If you have an Excel workbook that you want to extract a specific worksheet from and store into R using RODBC, you will need to use something like the following set of commands:

chan<-odbcConnectExcel("e:\\book1.xls", readOnly = TRUE)

MyData <- sqlFetch(chan, "Sheet1")

close(chan)

If you want to be more choosey on what you want to extract from an Excel workbook, I have copied the following remark from the RODBC help browser:

A 'table' in an Excel 'database' (spreadsheet) can be either a 'named range' (Support.Microsoft.com) or a worksheet: the latter have table name the name of the worksheet with $ appended (and such names may contain spaces and other characters not allowed in SQL table names).

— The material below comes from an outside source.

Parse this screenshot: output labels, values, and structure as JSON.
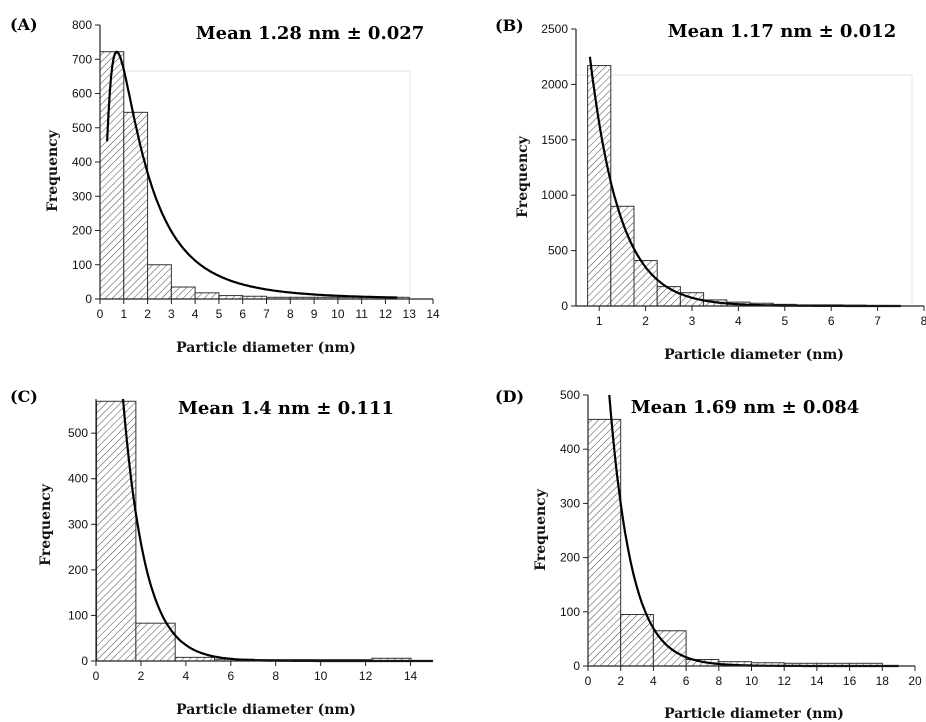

RODBC will generally allow worksheets to be referred to with or without the trailing $, but this does need to be taken into account in SQL queries (where non–standard table names are escaped by enclosing them in square brackets).

This is just the tip of the iceberg regarding the flexibility of RODBC. Examine the RODBC help browser for further insight in how to conduct specific queries against various tables or to link to other database structures such as MySql. However, realize that you will need a separate channel for each separate data source you want to access.